Concerns About Light Pollution Over Scilly

The dark night skies above Scilly, so admired by stargazers, are something we take for granted.

But there are growing concerns that light pollution from new developments could put this under threat.

Councillor Amanda Martin expressed dismay at a recent Council planning meeting about the amount of light pollution from the new school, which she described as “scandalous”, adding that it needed addressing urgently.

In the past, there have been complaints about the light from the health centre and the quay and a recent poll conducted by Radio Scilly showed 34% of people thought there was a problem with light pollution in Scilly, while 61% felt it needed to be monitored.

And the Isles of Scilly Area of Outstanding Natural Beauty (AONB) spoke in its latest newsletter about the “gradual encroachment on the dark night sky, with measureable deterioration between 1993 and 2000.”

The AONB want steps to be taken to “enhance public appreciation of Scilly’s dark night skies, to reverse the trend of deterioration and to develop a potential tourism asset.”

But with so much natural beauty in Scilly, both on land and sea, it is sometimes easy to overlook what’s going on in the skies above us.

Rebecca Steggles from the AONB says the stars in Scilly are amazing and we’re still lucky this hasn’t been lost yet.

She thinks the dark skies over Scilly add value to the AONB designation, with the potential to draw new visitors to the islands, so called astrotourists.

But there is a need to monitor light pollution over the long term and Rebecca told us the AONB is hoping to obtain a light meter to record this.

When we spoke to Bryce Wilby, headmaster of the Five Islands School, he told us he’s just as horrified by the light pollution at the new school as Councillor Martin.

Bryce said there are timers and sensors on the external lights, meaning they come on from 7.00am in the morning and again until 9.30pm in the evening only if it’s dark outside.

But he says the external and internal light controllers had lots of errors when they were first installed and Kier have been trying to resolve the problems.

A variety of solutions have been put into place to ensure the devices all work correctly and Bryce is hopeful it’ll be resolved soon.

Rebecca thinks everyone in the community can do their bit to help, by turning off lights when not needed or fitting sensors.
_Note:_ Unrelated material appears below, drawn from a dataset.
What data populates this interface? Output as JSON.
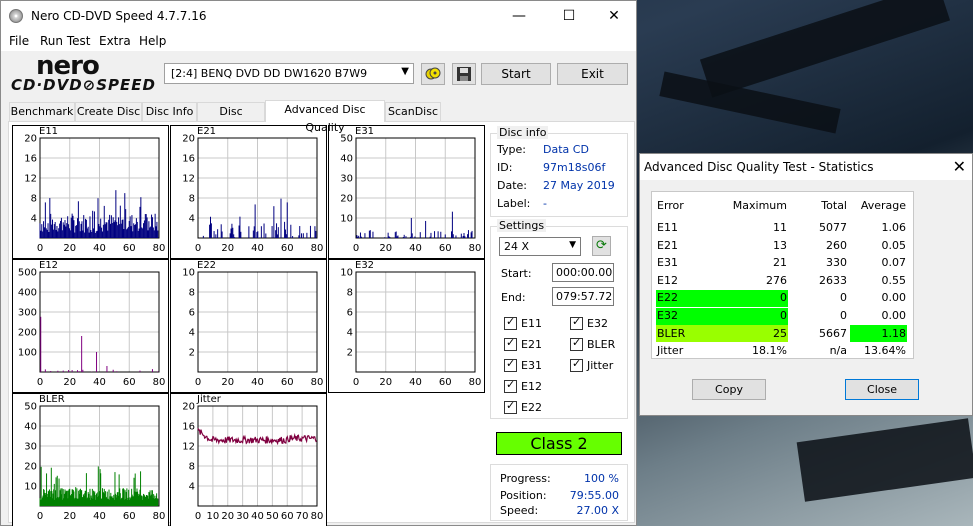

The Council already turn streetlights off late at night although the main reason for this is energy use rather than light pollution.

The UK has three International Dark Sky Reserves – Galloway Forest in Scotland, Sark in the Channel Islands and the newest, Exmoor.

Rebecca says the AONB is in discussions with those areas to understand how this may ultimately be applied to Scilly, although there are no plans at present to achieve that status.